Prefetching on Cortex-A8

Thu Apr 28 06:22:46 EDT 2011

On 24 March 2011 16:00, Trivedi Anish-R6AAKA <R6AAKA at freescale.com> wrote:
> Recently, we encountered a cache coherency issue on a Cortex-A8 based SOC
> (using DMA on a read from a device to a buffer in memory) on kernel version
> 2.6.31. After some debugging, we found that to fix the coherency problem we
> needed to port a patch found in kernel 2.6.35 related to prefetching fix for
> ARMv6 and v7 platforms that you co-authored:
>
> http://git.kernel.org/?p=linux/kernel/git/torvalds/linux-2.6.git;a=commitdiff;h=2ffe2da3e71652d4f4cae19539b5c78c2a239136
>
> However, according to ARM, Cortex-A8 only performs instruction prefetching,
> it does not  prefetch data into the cache.
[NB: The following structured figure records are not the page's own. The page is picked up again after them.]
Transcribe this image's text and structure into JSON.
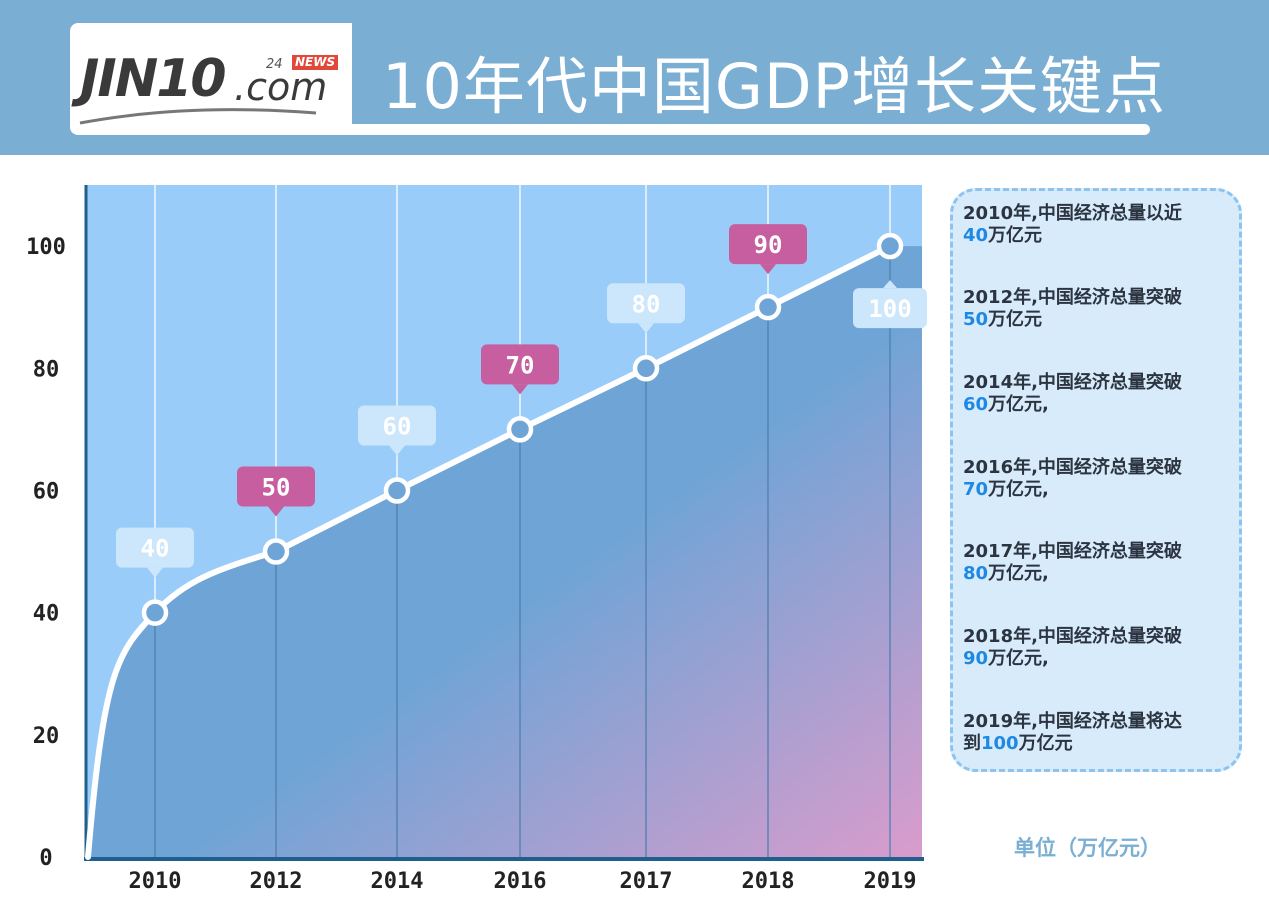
{
  "header": {
    "logo": {
      "main": "JIN10",
      "suffix": ".com",
      "tag_prefix": "24",
      "tag": "NEWS"
    },
    "title": "10年代中国GDP增长关键点"
  },
  "colors": {
    "header_bg": "#7aaed3",
    "plot_bg": "#99ccf8",
    "area_top": "#6fa4d6",
    "area_bottom_right": "#d99ccc",
    "line": "#ffffff",
    "label_blue": "#cce6fb",
    "label_pink": "#c75ea0",
    "axis": "#1f5f8e",
    "highlight": "#1e88e5"
  },
  "chart_data": {
    "type": "area",
    "title": "10年代中国GDP增长关键点",
    "xlabel": "",
    "ylabel": "",
    "categories": [
      "2010",
      "2012",
      "2014",
      "2016",
      "2017",
      "2018",
      "2019"
    ],
    "values": [
      40,
      50,
      60,
      70,
      80,
      90,
      100
    ],
    "data_labels": [
      "40",
      "50",
      "60",
      "70",
      "80",
      "90",
      "100"
    ],
    "label_styles": [
      "blue",
      "pink",
      "blue",
      "pink",
      "blue",
      "pink",
      "blue"
    ],
    "yticks": [
      "0",
      "20",
      "40",
      "60",
      "80",
      "100"
    ],
    "ylim": [
      0,
      110
    ],
    "grid": "vertical",
    "unit": "单位（万亿元）"
  },
  "sidebar": {
    "notes": [
      {
        "text": "2010年,中国经济总量以近",
        "value": "40",
        "suffix": "万亿元"
      },
      {
        "text": "2012年,中国经济总量突破",
        "value": "50",
        "suffix": "万亿元"
      },
      {
        "text": "2014年,中国经济总量突破",
        "value": "60",
        "suffix": "万亿元,"
      },
      {
        "text": "2016年,中国经济总量突破",
        "value": "70",
        "suffix": "万亿元,"
      },
      {
        "text": "2017年,中国经济总量突破",
        "value": "80",
        "suffix": "万亿元,"
      },
      {
        "text": "2018年,中国经济总量突破",
        "value": "90",
        "suffix": "万亿元,"
      },
      {
        "text": "2019年,中国经济总量将达",
        "prefix": "到",
        "value": "100",
        "suffix": "万亿元"
      }
    ]
  }
}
I am confused, then, as to why
> your patch comments that prefetching applies to DMA data. Am I missing
> something?

Even if it only prefetch instructions, it may have a unified L2 cache
that gets populated with data just because of instruction prefetching.

> Secondly, a portion of the v7 cache code is mysterious. In the following
> file:
> http://git.kernel.org/?p=linux/kernel/git/torvalds/linux-2.6.git;a=blob;f=arch/arm/mm/cache-v7.S;h=bcd64f265870804532dc6012274bca6e398a0622;hb=2ffe2da3e71652d4f4cae19539b5c78c2a239136
>
> The v7_dma_inv_range function that is part of the patch above does an
> invalidation of the cache lines with line 230:
>
> mcr     p15, 0, r0, c7, c6, 1           @ invalidate D / U line
>
> However, according to ARM, this only performs a cache line invalidation for
> L1, it does not invalidate L2 cache lines (there is no invalidate operation
> for L1 and L2 cache lines, there is only a clean and invalidate if both L1
> and L2 cache lines are to be invalidated).

The above operation is "invalidate data cache line by MVA to PoC" (to
the point of coherency). If the L2 is an inner cache (as it may be the
case on Cortex-A8), the point of coherency is beyond L2, so the above
operations invalidates both L1 and L2 caches.

If we only specify PoU (unification), that L2 would not be invalidated.

When the L2 is an outer cache (like on some Cortex-A9 system with
PL310), Linux does explicit cache maintenance at the L2 controller
level (see the cache-l2x0.c file).

-- 
Catalin